Pessoas em primeiro lugar
O Instituto Internacional de Gerenciamento de Riscos (IRMI) vai além e sugere outras mudanças na forma de tratar pessoas que sofrem com o suicídio. “Usar “suicídio” como substantivo para descrever uma pessoa (“o suicida foi levado para o necrotério”) é considerado desumanizante e reducionista. Quando identificamos uma pessoa apenas por sua doença mental (“Ele é bipolar”), diminuímos a integridade desse indivíduo. Não diríamos: “Ele foi um ataque cardíaco”. Em vez disso, precisamos definir uma pessoa pela sua vida, não pela maneira da morte, e dizer: “Ele foi uma pessoa que morreu de suicídio; ele também adorava jogar golfe, preparar cerveja e escalar montanhas”. Ou: “Ela é uma professora, escritora e amante de animais que vive com uma condição bipolar”. Então, vamos colocar as pessoas em primeiro lugar e focar na sua resiliência. Em vez de ‘tentativa de suicídio’, podemos dizer ‘ele é uma pessoa que viveu uma tentativa de suicídio’”, sugere texto publicado no site da instituição.
“O teste decisivo para falar sobre suicídio é substituir a palavra “câncer” pela palavra “suicídio” para ver se a sentença ainda faz sentido ou se tem uma conotação negativa. Nós não diríamos “cometeu câncer” ou “câncer bem-sucedido” – simplesmente diríamos “morte por câncer” ou “morreu de câncer”. Assim, quando se trata de suicídio, devemos dizer ‘morte por suicídio’ ou ‘morreu de suicídio’”, complementa o texto.
Passo a passo
Dan Heidenberg salienta o impacto do suicídio na sociedade americana. “O suicídio é uma grave crise de saúde pública. Mais pessoas morrem por suicídio do que por homicídios, acidentes de carro e câncer de mama. O suicídio é um problema real que deve ser levado a sério o tempo todo”, destaca. Ele afirma esperar que mais pessoas tenham mais compaixão com relação ao suicídio no dia a dia, e não apenas após um suicídio de alguém famoso.
No Brasil, as mortes por suicídio têm uma média menor do que a mundial, mas ainda assim são altas.
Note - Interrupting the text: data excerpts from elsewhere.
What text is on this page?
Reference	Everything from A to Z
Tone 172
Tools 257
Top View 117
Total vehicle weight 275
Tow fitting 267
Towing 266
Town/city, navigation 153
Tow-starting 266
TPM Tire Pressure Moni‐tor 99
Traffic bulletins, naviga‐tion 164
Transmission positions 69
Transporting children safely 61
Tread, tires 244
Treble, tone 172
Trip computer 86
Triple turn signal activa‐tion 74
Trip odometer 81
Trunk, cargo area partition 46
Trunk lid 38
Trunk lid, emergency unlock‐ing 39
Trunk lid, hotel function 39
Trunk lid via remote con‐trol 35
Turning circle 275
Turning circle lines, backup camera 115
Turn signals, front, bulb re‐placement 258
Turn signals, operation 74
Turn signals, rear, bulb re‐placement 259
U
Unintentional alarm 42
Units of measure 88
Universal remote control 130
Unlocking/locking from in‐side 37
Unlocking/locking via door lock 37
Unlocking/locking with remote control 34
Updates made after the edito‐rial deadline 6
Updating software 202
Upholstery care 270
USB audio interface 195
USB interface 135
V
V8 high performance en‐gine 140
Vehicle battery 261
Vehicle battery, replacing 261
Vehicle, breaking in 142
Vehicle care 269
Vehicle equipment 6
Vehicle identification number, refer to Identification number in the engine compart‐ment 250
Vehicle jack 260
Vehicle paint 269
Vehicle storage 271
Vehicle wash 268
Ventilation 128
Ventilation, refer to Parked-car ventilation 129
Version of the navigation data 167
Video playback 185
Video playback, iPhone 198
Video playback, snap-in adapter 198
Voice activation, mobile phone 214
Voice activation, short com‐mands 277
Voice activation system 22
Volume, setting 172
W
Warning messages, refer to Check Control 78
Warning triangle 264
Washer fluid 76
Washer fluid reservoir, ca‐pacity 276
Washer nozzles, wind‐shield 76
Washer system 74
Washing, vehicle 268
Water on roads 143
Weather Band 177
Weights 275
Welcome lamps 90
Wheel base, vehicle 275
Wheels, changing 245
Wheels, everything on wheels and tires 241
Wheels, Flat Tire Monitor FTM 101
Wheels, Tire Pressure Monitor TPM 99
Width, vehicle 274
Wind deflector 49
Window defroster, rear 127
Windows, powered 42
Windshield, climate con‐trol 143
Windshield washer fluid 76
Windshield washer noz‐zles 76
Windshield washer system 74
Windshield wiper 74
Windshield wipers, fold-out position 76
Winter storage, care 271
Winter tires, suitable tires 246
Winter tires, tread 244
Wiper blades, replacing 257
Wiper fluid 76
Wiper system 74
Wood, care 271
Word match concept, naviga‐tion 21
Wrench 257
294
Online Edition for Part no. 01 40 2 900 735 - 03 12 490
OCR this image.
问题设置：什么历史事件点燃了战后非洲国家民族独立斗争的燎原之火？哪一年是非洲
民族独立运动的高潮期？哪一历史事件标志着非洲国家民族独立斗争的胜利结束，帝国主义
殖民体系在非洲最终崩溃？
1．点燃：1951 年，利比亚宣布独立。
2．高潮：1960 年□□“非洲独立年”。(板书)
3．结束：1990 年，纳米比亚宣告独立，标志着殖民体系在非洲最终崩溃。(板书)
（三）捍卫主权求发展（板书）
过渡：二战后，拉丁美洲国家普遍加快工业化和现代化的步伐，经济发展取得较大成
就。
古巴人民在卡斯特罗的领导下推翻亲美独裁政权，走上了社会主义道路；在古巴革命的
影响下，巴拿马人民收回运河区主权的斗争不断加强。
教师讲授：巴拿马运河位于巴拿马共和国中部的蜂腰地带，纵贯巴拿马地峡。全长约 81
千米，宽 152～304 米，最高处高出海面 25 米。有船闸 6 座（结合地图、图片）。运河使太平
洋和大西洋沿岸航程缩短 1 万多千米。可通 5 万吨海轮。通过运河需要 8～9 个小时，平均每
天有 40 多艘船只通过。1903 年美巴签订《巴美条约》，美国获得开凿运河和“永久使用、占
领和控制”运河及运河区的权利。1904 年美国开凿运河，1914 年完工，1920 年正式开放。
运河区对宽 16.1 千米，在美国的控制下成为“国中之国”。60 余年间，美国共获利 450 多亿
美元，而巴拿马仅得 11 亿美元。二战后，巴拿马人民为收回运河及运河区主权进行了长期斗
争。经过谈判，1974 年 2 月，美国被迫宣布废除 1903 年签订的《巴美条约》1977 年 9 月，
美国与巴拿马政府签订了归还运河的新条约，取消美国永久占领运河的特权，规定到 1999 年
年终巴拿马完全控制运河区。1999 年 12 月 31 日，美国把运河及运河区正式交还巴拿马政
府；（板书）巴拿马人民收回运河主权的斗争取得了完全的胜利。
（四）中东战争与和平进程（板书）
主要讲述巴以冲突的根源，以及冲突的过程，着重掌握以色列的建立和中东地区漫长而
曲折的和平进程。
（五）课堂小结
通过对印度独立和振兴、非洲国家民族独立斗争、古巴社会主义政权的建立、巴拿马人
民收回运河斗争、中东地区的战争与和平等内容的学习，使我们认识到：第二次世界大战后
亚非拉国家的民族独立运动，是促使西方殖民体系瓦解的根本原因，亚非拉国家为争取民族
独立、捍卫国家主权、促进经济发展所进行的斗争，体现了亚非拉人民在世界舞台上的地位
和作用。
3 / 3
Segundo matéria publicada no jornal O Estado de S. Paulo em 2018, há um suicídio a cada 45 minutos no país, enquanto no mundo alguém morre por suicídio a cada 40 segundos.
Na mesma matéria, o psiquiatra Jorge Jaber, membro fundador e associado da International Society of Addiction Medicine, especialista no tratamento de dependentes químicos salienta que o suicídio é a causa de morte mais facilmente evitável entre todas as doenças. “Enquanto doenças infecciosas, cardiovasculares e tumores precisam de grande aporte médico e cirúrgico de alto custo, o impedimento médico do suicídio pode ser atingido com remédios bem mais baratos e somente conversando com o paciente”.
“Vamos continuar trabalhando para evitar que tragédias aconteçam, celebrar aqueles que ainda estão vivos e fazer tudo o que pudermos para derrubar o estigma que cerca a saúde mental e o suicídio. É somente falando sobre isso que vamos conseguir que as pessoas se abram antes que uma tragédia aconteça”, defende Heidenberg.
Deixar a frase “cometer suicídio” cair em desuso é parte desse esforço e pode ser um pequeno passo, mas já é um avanço caso ajude que mais pessoas procurem ajuda com o fim do estigma.